This year has seen the Lloyds Banking Group PLC (LON:LLOY) (LLOY.L) share price fall from 68p to its current level of around 57p. While it delivered gains in the first part of the year, recent months have seen it fall without showing signs of a sustained comeback.
One reason for this could be the challenges facing the UK economy. Brexit uncertainty seems to be causing consumers and businesses to hold back to at least some degree on spending and investment. The impact of this could be weaker growth, as well as declining investor sentiment towards companies which rely upon the UK for the majority of their income.
Lloyds may fall into that bracket, and this means that its EPS growth prospects for next year are relatively limited in my view. It is expected to report a rise in EPS of around 2%, which suggests that its operating environment is not particularly favourable.
That said, the bank recently released an update which I believe could offer the potential for a successful turnaround. The company’s increasing investment in its digital offering could lead to a more efficient business, with branches being closed.
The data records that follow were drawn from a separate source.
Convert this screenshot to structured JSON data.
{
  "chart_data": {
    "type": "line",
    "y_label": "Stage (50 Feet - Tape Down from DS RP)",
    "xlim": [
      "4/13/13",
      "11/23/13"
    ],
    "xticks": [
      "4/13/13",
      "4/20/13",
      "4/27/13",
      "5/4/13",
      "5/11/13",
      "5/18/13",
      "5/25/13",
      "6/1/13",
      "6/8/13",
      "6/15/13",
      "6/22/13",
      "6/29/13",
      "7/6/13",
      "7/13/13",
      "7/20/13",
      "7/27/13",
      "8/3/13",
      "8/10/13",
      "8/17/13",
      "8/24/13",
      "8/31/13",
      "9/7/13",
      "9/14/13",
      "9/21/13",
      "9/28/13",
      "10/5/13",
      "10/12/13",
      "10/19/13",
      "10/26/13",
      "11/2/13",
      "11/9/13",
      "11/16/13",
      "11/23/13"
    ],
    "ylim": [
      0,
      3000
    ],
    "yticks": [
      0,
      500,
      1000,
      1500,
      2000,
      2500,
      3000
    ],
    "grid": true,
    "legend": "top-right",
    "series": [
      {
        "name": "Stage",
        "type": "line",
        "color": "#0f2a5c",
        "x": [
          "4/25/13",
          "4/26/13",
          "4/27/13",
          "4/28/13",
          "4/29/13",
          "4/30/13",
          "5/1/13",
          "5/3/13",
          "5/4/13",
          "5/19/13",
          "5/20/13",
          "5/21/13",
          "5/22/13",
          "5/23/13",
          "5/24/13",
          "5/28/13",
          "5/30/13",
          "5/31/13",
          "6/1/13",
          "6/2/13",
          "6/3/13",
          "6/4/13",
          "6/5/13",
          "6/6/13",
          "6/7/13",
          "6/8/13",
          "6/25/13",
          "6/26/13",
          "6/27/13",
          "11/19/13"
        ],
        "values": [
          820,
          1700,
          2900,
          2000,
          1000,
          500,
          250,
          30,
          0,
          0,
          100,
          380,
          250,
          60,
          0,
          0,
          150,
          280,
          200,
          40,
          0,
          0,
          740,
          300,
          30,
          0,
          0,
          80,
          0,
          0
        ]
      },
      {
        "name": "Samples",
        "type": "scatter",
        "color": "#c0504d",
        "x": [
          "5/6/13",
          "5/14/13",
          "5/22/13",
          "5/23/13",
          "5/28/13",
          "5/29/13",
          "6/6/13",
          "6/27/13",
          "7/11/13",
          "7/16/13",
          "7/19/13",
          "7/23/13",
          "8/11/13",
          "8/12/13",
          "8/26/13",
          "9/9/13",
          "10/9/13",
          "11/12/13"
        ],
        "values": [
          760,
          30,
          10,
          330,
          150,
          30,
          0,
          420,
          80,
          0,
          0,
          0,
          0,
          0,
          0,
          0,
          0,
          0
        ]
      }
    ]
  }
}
This may also provide the bank with a higher degree of customer satisfaction, with people increasingly demanding banking via mobile apps rather than through a branch.
With Lloyds facing increasing competitive pressure as well as evolving technology, I think that its relatively low cost to income ratio could act as a foundation for future growth. It has also been able to strengthen its balance sheet in recent years in my view, and this could lead to improving financial performance in the long run.
Since the stock now has a P/E ratio of around 9, I feel that it could offer good value for money. Although further share price falls cannot be ruled out, I’m optimistic about its long-term investment potential.